The Global Challenge of Climate-Induced Migration
Anote Tong | November 11, 2016
Responding To: The Global Challenge of Climate-Induced Migration
On Monday, October 17, I had the distinct honor and privilege of taking the stage with former President of Kiribati Anote Tong to discuss climate induced displacement, international climate policies, and the personal effects of forced migration. Of the subjects we touched on, none strike me as more important than “migration with dignity.”
Migration with dignity is a concept that President Tong has touted for a number of years. Migration with dignity is predicated on the free ability of people to move abroad prior to the worst effects of climate change being felt; this contrasts with situations wherein people are rendered refugees by sudden or onset events and are robbed of the freedom to choose where, when, and how they move.
While the applicability of migration with dignity may seem far-flung to citizens of the United States, examples of climate-induced displacement, both home and abroad, are beginning to occur with disconcerting rapidity. In Louisiana and Alaska, for instance, communities are taking the first steps toward planned, orderly, dignified relocation in the face of sea level rise and the deterioration of vital natural resources. The New York Times recently featured coverage of “ecological migrants” in China, forced to move because of mass desertification, industrialization, and ineffective policies. It is “the world’s largest environmental migration project.” Many speculate that systemic drought in Syria precipitated the current Syrian civil war by displacing large numbers of rural Syrians and forcing them to move into overcrowded cities. In the Marshall Islands, where U.S. nuclear testing in the 1940s and 50s already caused some displacement, both drought and rising sea levels are causing huge numbers of Marshallese to move to the United States.
At the same time that the number of Marshallese being forced from their homes by climate change (predominantly caused by industrialized nations) is rising, the compact of free association between the United States and the Marshall Islands that allows for easy migration will require renewal in 2023. This tension, between likely increases in the number of people displaced by climate change and a lack of national and international policies to support such people, begs interrogation and serious attention.

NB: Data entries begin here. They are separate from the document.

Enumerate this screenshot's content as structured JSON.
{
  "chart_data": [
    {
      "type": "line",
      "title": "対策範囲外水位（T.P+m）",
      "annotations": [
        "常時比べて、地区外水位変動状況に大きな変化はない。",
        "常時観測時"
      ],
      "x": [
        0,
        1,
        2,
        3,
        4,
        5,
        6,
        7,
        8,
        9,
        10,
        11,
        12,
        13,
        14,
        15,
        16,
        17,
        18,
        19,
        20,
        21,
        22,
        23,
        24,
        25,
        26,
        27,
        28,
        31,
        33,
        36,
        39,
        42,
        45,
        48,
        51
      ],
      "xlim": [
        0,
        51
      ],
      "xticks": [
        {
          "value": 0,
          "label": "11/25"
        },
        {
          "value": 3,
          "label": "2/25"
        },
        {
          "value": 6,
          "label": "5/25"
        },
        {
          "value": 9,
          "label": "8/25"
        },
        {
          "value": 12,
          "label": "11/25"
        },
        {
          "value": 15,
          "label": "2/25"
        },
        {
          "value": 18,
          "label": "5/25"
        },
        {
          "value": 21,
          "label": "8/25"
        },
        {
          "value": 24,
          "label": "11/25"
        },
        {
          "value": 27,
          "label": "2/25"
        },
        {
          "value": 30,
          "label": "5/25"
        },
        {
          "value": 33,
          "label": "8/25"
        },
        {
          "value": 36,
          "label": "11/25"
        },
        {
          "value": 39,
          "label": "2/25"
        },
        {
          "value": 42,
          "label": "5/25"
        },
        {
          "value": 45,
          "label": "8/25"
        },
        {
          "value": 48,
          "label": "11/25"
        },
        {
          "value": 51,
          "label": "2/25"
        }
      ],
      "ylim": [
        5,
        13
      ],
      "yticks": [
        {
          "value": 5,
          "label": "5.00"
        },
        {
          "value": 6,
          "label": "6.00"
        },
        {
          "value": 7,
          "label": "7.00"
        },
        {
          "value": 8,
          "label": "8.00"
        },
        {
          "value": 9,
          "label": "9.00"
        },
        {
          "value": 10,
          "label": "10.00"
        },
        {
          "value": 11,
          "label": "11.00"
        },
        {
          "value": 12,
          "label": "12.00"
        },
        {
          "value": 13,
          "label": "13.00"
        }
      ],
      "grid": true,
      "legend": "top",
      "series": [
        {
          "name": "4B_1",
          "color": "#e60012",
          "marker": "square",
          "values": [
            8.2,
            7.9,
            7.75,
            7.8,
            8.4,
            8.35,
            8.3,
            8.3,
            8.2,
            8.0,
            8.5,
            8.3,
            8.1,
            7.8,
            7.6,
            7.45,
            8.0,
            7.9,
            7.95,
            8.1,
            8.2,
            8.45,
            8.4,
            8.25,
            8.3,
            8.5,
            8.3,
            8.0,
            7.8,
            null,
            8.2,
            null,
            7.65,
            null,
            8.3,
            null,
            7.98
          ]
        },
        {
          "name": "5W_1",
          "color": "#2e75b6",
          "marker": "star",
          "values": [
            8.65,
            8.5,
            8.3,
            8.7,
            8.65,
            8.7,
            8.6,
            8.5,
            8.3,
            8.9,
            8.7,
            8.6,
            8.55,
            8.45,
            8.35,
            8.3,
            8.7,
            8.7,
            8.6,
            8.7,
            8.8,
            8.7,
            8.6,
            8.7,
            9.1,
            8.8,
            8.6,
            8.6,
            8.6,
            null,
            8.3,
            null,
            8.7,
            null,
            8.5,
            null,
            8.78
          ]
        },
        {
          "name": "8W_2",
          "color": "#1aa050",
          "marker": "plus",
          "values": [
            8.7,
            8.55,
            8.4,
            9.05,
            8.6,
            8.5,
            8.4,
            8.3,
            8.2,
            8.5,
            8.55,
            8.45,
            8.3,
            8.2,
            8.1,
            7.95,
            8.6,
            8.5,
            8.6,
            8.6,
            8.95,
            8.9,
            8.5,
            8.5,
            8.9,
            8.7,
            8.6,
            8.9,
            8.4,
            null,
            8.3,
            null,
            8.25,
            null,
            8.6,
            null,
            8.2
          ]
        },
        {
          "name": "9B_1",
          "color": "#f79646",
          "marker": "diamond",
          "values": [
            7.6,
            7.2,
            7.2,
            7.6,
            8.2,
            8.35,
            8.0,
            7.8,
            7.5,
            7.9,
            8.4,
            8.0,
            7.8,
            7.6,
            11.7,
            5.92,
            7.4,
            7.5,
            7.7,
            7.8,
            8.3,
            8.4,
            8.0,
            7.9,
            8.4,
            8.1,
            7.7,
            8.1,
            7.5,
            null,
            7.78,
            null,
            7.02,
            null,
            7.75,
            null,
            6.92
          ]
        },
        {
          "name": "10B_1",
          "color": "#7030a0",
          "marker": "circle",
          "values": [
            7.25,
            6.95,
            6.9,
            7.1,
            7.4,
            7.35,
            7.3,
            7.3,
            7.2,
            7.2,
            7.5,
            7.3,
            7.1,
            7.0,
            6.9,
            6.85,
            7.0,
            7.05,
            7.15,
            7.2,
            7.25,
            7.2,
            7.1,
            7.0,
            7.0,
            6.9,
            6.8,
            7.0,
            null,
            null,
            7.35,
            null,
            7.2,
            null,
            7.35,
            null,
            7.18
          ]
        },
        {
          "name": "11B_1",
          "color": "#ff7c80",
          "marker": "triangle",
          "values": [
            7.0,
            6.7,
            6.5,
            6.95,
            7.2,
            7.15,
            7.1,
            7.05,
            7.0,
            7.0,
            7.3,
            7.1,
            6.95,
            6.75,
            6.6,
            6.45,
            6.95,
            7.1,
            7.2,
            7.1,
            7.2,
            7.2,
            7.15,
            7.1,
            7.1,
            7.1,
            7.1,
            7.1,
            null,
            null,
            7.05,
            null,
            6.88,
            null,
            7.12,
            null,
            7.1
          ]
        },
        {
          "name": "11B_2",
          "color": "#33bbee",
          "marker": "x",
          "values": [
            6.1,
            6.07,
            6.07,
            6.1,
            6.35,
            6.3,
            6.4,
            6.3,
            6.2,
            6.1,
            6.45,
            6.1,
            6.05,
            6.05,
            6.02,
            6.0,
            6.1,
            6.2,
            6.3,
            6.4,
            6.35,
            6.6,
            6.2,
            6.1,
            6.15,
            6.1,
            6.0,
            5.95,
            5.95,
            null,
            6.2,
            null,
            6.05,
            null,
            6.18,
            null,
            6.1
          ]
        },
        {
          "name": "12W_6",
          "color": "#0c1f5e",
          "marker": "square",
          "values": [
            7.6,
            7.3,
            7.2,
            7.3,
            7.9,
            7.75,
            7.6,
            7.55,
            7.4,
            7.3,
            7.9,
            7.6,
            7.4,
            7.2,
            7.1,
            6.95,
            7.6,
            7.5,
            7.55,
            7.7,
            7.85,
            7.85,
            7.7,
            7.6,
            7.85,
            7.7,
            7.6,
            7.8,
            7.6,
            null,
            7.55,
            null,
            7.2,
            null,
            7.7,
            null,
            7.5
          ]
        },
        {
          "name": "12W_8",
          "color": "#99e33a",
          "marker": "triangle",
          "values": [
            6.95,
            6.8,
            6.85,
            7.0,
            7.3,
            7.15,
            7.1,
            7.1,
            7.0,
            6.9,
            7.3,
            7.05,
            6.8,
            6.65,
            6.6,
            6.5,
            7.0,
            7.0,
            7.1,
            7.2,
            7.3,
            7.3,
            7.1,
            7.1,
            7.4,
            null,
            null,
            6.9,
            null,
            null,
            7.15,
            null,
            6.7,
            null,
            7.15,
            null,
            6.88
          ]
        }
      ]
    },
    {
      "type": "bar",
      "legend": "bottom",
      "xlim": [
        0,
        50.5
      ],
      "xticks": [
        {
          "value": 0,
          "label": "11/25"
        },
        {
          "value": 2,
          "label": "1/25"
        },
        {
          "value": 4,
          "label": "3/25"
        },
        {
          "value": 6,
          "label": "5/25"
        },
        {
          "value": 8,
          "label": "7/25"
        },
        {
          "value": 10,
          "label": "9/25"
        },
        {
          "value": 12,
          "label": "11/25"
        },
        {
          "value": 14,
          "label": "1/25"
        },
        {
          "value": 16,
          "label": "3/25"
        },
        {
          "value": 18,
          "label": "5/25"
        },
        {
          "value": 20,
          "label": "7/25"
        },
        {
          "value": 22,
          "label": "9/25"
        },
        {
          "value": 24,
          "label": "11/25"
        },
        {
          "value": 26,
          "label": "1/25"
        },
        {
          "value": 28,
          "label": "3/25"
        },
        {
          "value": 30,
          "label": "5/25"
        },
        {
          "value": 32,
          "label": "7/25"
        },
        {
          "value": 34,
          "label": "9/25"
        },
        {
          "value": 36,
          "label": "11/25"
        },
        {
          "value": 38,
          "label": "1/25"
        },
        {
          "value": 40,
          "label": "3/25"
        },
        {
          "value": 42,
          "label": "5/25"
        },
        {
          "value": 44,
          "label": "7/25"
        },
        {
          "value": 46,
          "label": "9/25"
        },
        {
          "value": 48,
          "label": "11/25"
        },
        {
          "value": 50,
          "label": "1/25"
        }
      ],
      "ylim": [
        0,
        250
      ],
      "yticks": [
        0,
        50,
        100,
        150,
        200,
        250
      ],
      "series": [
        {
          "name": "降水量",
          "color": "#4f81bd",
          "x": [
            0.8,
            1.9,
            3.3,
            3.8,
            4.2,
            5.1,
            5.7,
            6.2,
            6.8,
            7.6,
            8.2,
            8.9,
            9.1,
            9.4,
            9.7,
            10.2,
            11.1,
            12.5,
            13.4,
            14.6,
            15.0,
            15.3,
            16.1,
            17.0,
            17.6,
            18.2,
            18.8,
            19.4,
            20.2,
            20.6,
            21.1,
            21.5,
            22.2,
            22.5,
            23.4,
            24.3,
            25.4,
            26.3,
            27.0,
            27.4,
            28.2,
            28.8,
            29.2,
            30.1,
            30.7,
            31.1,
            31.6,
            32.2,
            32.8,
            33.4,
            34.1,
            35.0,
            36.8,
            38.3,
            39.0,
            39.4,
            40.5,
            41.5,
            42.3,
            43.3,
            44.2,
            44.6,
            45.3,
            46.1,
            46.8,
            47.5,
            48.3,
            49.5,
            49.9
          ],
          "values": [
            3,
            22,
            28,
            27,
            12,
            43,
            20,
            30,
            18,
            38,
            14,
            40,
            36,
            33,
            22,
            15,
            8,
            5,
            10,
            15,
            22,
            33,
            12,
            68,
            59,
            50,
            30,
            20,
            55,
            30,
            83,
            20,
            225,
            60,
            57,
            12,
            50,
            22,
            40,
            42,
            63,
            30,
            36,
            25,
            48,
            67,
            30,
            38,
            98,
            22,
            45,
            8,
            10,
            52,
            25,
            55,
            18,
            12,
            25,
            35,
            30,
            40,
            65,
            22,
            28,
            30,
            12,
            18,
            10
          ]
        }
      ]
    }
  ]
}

In order to ensure migration with dignity, be it in the United States, Syria, or Kiribati, global leaders are responsible for working together on proactive, ethical policies. Those nations that most contributed to climate change, including the United States, are particularly responsible for providing support to those who will be displaced by desertification, sea level rise, and other factors. An alternative wherein developed nations do not provide such support is unethical and unthinkable.
Aaron Silberman (SFS '18) is the founder and a student member of the Environmental Future(s) Initiative.